Il se peut que les grands noms – Mouton Rothschild, Margaux, Pétrus, Palmer – atteignent des prix phénoménaux dans le monde entier, mais ici, sur le terrain, à quelques kilomètres de leurs domaines, ils pourraient être d’une autre planète pour tous, sauf une poignée de personnes très riches.

Le sommelier de l’hôtel, Richard Bernard, un ancien champion du monde, les connaît bien, bien sûr. Mais lorsque je lui demande quelle bouteille de vin il emporterait sur une île déserte, ce n’est pas l’une d’entre elles.

Si j’avais une bouteille à emporter, je ne choisirais pas un château à la réputation mythique », dit-il.

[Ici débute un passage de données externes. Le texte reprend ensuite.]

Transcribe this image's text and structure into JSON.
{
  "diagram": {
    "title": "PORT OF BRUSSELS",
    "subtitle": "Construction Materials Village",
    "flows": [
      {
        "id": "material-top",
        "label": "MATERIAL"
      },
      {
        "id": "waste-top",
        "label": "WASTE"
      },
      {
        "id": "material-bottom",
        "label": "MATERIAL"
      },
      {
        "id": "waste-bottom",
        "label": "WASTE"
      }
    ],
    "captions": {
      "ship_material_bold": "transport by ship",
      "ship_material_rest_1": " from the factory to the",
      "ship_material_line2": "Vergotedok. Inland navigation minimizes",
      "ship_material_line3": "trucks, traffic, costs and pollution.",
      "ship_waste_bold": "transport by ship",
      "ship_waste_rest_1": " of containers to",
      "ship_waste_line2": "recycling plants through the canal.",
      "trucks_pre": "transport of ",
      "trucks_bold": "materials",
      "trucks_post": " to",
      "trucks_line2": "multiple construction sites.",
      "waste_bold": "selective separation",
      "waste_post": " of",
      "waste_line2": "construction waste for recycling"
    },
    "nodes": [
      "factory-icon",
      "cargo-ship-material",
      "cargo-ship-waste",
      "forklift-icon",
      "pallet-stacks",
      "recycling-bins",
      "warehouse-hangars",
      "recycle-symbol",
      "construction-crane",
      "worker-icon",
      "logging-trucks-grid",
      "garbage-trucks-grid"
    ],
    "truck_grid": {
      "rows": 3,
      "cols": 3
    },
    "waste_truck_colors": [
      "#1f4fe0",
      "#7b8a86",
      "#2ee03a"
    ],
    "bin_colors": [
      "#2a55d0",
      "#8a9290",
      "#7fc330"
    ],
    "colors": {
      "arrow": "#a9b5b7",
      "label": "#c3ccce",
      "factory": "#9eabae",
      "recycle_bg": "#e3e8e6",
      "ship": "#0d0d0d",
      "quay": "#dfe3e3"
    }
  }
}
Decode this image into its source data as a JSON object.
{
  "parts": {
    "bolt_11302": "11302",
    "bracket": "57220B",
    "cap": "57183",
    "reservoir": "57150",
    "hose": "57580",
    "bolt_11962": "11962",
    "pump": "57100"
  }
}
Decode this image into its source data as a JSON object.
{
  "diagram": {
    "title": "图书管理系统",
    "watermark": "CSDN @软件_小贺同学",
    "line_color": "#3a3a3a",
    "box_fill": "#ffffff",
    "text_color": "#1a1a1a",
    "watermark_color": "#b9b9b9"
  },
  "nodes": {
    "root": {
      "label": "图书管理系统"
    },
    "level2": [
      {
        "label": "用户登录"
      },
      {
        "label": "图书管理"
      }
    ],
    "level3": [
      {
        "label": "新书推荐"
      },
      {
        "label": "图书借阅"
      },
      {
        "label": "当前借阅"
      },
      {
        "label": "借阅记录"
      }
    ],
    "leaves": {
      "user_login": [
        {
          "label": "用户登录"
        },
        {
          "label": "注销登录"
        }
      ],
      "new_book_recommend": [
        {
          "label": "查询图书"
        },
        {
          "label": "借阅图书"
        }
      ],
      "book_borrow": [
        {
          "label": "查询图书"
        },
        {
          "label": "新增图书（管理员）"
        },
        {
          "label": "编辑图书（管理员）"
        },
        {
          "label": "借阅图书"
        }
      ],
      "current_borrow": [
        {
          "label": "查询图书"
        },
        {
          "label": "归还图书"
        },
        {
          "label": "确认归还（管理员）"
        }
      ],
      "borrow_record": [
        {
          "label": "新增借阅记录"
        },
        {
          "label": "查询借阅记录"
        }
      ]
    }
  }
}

Il s’agirait plutôt de plaisir, d’espoirs et de rêves. Il s’agirait d’un vin qui toucherait mes souvenirs de moments heureux, mes émotions. J’irais sur la rive droite, dans une appellation peu connue, Côtes de Castillon Domaine de l’A. Il appartient à Stéphane et Christine Derenoncourt. Ils parcourent le monde en tant que consultants et agissent pour des personnes telles que Francis Ford Coppola. C’est leur propre propriété et le vin reflète magnifiquement le merlot : équilibré, tout comme eux. »

Île entourée du Médoc, de Saint-Émilion, des Graves, de Pomerol et de Pessac-Léognan, la ville n’a pas laissé les célèbres vignobles lui monter à la tête. La fromagerie d’Elodie Deruelle, située dans la rue des Mousquetaires, illustre bien l’esprit qui y règne. Beaucoup de mes clients ont moins de 20 ans, dit-elle. Ils achètent peu mais ils veulent de la qualité et pas les cochonneries vendues par les supermarchés ».

Bordeaux est prudent, provincial et doté d’un bon goût. Il n’a pas succombé au battage médiatique associé aux quelques vignobles qui ont fait sa réputation et il s’en porte d’autant mieux.